Encore toute retournée par cette rencontre fortuite, Élisabeth exhala un profond soupir et se mit à essuyer les verres avec beaucoup plus de vigueur.
«Suis-je réellement chez William? Est-ce possible que ce soit sa maison? Paniqua-t-elle réalisant tout à coup qu'elle courrait un grand risque si tel était le cas. À moins que Georgianna soit une amie de la famille…? » Souhaita-t-elle ensuite tout en continuant à essuyer les verres.
S'attendant à voir apparaître un visage connu à chaque fois que la porte de la cuisine s'ouvrait, Élisabeth termina sa besogne faisant volontairement dos à celle-ci. Elle venait tout juste de poser le dernier verre relavé sur son plateau lorsque la porte qui donnait sur l'extérieur s'ouvrit pour la seconde fois.
Sentant une présence dans son dos, elle se retourna lentement, colla un sourire parfaitement neutre sur son visage et se concentra sur la voix du personnage qu'elle avait crée de toute pièce et qui était plus basse que la sienne.
-Vous cherchez quelqu'un? Demanda-t-elle en reconnaissant son ami Lucas.
-Oui, je cherche Georgianna Darcy. Celle qui est honorée aujourd'hui. Lui expliqua-t-il, intrigué par la soudaine pâleur de la belle rousse qui se tenait devant lui, la bouche ouverte.
-Georgianna Darcy est celle qui est honorée ce soir !? Répéta-t-elle avec au moins deux intonations différentes - exclamative et interrogative.
-Oui. S'impatienta le jeune homme tout en recommençant à regarder de droite à gauche.
-Vous la trouverez sans doute au salon. Elle doit être occupée à recevoir les invités.
Finalement rassurée par le brusque départ de son ami, Élisabeth retrouva le sourire en même temps que ses couleurs. Puisque ni Lucas, ni Georgianna ne l'avaient reconnue et que dans les deux cas elle avait eu peur de commettre un impair, il lui sembla d'autant plus nécessaire de se préparer mentalement à croiser William Darcy.
«Fitzwilliam sait-il que William fait parti des clients habituel d'Abdel? se demanda-t-elle en ramassant le plateau sur lequel elle avait replacé les verres qu'elle venait de laver. Je suis certaine que non.»
Tenant fermement le plateau de verres dans la main, elle retourna dans le salon en poussant prudemment la porte de la cuisine.

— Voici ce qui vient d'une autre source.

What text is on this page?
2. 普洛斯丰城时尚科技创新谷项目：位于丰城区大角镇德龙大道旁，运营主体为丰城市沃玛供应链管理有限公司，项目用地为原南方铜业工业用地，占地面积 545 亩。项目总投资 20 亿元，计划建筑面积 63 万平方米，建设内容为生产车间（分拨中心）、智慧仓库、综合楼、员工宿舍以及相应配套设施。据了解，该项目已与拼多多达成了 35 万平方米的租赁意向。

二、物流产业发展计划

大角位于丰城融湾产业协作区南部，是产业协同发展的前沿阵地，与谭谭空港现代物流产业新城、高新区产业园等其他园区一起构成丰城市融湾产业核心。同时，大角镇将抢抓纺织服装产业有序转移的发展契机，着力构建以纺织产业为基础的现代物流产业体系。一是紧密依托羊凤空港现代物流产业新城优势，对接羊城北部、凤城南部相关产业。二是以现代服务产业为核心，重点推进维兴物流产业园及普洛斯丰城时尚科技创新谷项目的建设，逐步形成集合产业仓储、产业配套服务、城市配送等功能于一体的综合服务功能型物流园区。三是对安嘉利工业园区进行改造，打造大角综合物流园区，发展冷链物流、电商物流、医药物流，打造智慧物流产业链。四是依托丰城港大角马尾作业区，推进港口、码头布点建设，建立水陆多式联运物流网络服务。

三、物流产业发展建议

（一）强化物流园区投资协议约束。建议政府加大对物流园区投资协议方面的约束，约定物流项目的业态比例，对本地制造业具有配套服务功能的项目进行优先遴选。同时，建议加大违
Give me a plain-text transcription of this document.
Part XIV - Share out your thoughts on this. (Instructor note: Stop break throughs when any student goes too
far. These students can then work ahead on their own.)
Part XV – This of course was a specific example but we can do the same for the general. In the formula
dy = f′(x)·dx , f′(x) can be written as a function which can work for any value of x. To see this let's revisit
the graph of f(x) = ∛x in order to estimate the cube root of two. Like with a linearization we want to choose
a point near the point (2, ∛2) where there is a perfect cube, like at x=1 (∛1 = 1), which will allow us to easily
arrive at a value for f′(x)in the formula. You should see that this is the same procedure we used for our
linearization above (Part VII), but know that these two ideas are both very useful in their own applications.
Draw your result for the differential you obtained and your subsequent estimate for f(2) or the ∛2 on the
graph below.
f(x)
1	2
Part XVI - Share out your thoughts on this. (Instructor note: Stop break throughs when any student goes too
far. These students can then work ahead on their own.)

Arrivée près du bar, elle rangea les verres avec l'aide de Roseline. Les invités commençaient à arriver par petits groupes. Élisabeth laissa Roseline prendre les premières commandes voulant à tout prix tester les limites de celle-ci en retardant au maximum le moment où elle la seconderait.
«Voyons ce qu'elle est capable de faire lorsqu'il y a plusieurs clients.» Se répéta-t-elle sans arrêt, luttant contre son réflexe habituel d'un bon barman qui est de soutenir totalement ses collègues. S'installant un peu en retrait, elle disposa donc de plusieurs minutes pour observer les groupes qui se formaient dans la pièce. Soulagée, elle constata que la plupart des invités était des jeunes qui devaient côtoyer Georgianna à l'université. C'est alors qu'elle aperçut William pour la première fois. Il traversait le salon en compagnie d'un groupe de musiciens engagés pour l'occasion. Il était tellement beau vêtu de son complet noir qu'Élisabeth ne put que le suivre des yeux. Un léger sourire flottait sur ses lèvres, prouvant qu'il prenait du plaisir à la petite fête qu'il avait lui même organisé.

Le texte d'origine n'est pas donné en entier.